Rádio Câmara

Reportagem Especial

História das CPIs: as CPIs que deram resultado

12/04/2013 - 17h14

CPI dos Correios, CPI do PC, CPI do Orçamento, CPI do Narcotráfico, CPI da Pirataria e CPI da Pedofilia são alguns exemplos de comissões parlamentares de inquérito que tiveram resultados concretos. Confira as CPIs que não terminaram “em pizza”.

TRILHA INSTRUMENTAL

NARRAÇÃO DE MULHER:

"Quero dizer que o fato de ele ter me despido na cama da própria esposa e ter me bolinado enquanto eu chorava e pedia para parar ainda é um fato que me enoja e me dói, mas isso não me derrotou. Eu hoje tenho 21 anos, sou uma mulher, uma adulta que passou por muitas coisas, sou dependente de antidepressivo e apesar de tudo isso, estou aqui hoje, mesmo que por meio de palavras pronta pra lutar por justiça. Porque se o medo e a vergonha me calaram durante 12 anos, não me calam mais. Mais forte do que a vergonha, o medo, a dor de lembrar tudo aquilo, mais forte do que tudo isso está a minha vontade de fazer justiça. Já fiz na água, quando duvidaram de mim e agora anseio por justiça na vida. Porque nenhuma criança, aliás, nenhum ser humano merece ser tocado daquela forma. Pedofilia é uma doença e é triste que um homem não tenha tido a capacidade de se controlar diante de uma criança. Se eu disser que não tenho mágoas do que sofri, vou estar mentindo, sou humana e não consegui até hoje me libertar desses sentimentos que vez por outra me tomam o sono e me deixam presa num pesadelo que infelizmente eu vivi na vida real. Só peço que pelo amor de Deus, peço que a Justiça não deixe esse homem encostar em mais nenhuma criança."

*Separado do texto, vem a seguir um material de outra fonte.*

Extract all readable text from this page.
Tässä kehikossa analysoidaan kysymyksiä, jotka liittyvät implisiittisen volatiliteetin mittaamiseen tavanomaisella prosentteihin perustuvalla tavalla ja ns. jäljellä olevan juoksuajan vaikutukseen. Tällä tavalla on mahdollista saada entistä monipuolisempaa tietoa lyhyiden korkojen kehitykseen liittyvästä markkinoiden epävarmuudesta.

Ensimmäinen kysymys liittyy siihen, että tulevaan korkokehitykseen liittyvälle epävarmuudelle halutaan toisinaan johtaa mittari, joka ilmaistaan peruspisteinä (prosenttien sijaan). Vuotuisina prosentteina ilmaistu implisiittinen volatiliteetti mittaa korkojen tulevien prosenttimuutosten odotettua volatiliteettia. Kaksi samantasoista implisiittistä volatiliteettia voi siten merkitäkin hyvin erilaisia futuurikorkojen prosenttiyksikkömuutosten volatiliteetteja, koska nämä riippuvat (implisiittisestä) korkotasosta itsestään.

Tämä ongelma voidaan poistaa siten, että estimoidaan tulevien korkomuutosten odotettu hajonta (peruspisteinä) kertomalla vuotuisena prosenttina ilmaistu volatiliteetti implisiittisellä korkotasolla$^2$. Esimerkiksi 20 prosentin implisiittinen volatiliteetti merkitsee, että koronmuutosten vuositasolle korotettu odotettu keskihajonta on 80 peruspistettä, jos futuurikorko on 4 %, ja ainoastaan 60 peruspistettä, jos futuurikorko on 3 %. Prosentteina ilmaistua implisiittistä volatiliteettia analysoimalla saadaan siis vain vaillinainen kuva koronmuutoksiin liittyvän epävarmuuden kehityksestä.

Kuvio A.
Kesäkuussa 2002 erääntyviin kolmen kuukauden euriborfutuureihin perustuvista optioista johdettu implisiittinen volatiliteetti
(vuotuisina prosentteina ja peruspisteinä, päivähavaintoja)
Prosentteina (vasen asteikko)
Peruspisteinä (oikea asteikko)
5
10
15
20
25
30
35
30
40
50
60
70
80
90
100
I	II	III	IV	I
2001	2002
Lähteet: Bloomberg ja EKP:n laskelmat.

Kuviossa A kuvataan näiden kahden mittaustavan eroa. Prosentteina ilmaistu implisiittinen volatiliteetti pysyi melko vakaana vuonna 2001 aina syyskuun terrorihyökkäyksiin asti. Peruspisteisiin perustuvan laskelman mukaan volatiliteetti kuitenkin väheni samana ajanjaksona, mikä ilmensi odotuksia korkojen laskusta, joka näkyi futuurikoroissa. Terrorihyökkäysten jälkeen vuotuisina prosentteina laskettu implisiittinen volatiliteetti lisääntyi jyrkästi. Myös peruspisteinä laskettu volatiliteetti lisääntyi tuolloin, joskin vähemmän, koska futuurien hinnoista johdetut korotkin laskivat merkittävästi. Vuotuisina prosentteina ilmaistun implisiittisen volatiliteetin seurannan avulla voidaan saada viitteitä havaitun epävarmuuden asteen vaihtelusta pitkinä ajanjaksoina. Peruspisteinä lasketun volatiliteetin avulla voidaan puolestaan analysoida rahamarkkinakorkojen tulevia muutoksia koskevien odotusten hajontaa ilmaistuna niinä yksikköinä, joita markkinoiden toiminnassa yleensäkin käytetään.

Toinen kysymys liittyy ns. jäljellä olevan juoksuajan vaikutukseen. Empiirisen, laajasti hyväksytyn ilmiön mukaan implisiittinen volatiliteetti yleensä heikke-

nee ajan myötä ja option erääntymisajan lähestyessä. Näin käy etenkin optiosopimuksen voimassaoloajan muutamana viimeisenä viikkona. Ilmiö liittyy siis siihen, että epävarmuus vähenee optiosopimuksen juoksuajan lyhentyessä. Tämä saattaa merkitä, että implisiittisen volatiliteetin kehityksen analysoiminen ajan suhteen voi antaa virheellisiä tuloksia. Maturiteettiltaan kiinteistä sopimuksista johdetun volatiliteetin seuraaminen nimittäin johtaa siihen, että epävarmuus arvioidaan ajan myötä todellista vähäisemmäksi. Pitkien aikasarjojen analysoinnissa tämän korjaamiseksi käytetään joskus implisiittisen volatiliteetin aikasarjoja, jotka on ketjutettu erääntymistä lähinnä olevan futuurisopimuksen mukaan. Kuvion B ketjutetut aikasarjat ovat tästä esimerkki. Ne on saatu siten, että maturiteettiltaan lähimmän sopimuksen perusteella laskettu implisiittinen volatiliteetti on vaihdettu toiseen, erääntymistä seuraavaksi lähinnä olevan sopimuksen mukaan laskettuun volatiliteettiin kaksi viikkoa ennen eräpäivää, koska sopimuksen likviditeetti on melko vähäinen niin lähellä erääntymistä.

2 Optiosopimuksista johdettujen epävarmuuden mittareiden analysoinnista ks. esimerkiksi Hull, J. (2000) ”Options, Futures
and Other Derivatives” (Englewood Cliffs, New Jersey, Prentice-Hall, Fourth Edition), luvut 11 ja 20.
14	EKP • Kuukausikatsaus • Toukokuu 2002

Este é um trecho do relato feito por escrito pela nadadora Joanna Maranhão, em 2008, quando ela resolveu denunciar que foi vítima de abuso sexual por parte de seu próprio treinador, quando tinha 9 anos. A denúncia da atleta não serviu para prender o abusador, porque na época, o crime já tinha prescrito. Mas incentivou senadores da CPI da Pedofilia para que propusessem mudanças na lei. E essa alteração acabou virando realidade. Desde maio de 2012, a prescrição de crimes sexuais contra crianças e adolescentes só começa a contar no momento em que a vítima completa 18 anos. Antes a vítima só tinha seis meses para denunciar. Agora, dependendo do caso, em estupro, por exemplo, a vítima tem até 20 anos para denunciar o agressor.

TRILHA

Este é um dos exemplos de resultado concreto do trabalho de uma Comissão Parlamentar de Inquérito: propostas de novas leis ou de mudanças nas regras já existentes para corrigir problemas detectados durante as investigações. E isso é considerado uma das mais importantes contribuições que as CPIs podem dar ao país, segundo o mestre em ciência política Wellington Oliveira.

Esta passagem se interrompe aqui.